Amazonのアソシエイトとして、当サイトは適格販売により収入を得ています。
メドゥーサについてよくある質問
メドゥーサは何の怪物ですか。
ゴルゴン三姉妹の末妹で、髪が蛇、目を合わせた者を石に変える怪物です。海の老神ポルキュスとケトーの娘とされます。神ではなく、信仰の対象ではありません。
メドゥーサのローマ名は何ですか。
ローマでも同じくメドゥーサ(Medusa)です。ゼウスがユピテルになるような置き換えは起きませんでした。ローマ側に対応する怪物がいなかったためです。
メドゥーサはなぜ怪物になったのですか。
書物によって答えが違います。

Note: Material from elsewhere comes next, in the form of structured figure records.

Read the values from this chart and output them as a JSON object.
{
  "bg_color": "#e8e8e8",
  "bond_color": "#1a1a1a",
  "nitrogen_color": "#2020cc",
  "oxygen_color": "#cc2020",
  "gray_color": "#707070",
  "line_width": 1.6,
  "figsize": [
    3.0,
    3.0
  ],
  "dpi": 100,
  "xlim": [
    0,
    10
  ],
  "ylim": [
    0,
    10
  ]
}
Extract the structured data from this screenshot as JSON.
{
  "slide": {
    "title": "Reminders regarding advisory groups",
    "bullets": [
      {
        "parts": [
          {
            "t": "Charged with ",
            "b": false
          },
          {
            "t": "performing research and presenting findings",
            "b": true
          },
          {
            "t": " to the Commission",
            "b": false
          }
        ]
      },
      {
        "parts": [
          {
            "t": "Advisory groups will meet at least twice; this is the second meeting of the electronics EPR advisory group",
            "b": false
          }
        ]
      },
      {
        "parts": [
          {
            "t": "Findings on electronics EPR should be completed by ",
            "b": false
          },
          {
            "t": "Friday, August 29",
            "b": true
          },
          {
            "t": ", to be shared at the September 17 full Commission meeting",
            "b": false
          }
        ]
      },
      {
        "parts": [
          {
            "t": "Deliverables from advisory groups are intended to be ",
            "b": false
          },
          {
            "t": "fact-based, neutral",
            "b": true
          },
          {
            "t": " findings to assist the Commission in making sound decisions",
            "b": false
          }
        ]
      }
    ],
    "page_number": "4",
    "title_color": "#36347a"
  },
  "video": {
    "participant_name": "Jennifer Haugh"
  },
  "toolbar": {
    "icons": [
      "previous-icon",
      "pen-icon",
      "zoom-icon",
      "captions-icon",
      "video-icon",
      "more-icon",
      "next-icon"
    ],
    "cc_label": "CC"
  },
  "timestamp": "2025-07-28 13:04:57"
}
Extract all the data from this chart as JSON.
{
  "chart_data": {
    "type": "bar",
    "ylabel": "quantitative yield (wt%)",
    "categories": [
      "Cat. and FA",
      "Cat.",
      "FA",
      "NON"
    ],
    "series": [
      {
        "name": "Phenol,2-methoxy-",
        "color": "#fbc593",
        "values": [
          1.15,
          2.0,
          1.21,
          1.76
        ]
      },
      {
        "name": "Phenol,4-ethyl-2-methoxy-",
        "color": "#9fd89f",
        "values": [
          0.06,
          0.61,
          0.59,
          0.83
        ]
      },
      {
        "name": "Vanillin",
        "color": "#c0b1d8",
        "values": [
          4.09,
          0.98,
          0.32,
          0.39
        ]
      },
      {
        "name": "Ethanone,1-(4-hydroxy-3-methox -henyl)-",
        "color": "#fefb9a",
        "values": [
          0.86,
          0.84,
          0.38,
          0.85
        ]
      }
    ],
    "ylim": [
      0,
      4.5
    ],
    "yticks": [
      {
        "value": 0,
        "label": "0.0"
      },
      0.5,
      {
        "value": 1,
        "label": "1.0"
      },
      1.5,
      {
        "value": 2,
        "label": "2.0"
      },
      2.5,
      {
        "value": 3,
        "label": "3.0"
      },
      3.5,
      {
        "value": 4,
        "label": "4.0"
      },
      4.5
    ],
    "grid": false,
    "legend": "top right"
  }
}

ヘシオドス『神統記』では、はじめから怪物として生まれています。ローマのオウィディウス『変身物語』では、もとは美しい娘で、アテナの神殿でポセイドンに犯されたため、女神に髪を蛇に変えられたとされます。いま広く知られているのは後者です。
メドゥーサを倒したのは誰ですか。
英雄ペルセウスです。アテナの磨いた盾を鏡にして後ろ向きに近づき、直接見ないまま首を落としました。姿を消す兜と翼のサンダルも使っています。
メドゥーサの首はどうなりましたか。
ペルセウスがしばらく武器として使ったのち、アテナに献じられました。女神の盾アイギスの中央に付けられ、以後もアテナの持ち物として描かれます。
ペガサスはメドゥーサの子ですか。
そうです。首を落とされた傷口から、天馬ペガサスと巨人クリュサオルが生まれました。父はポセイドンとされます。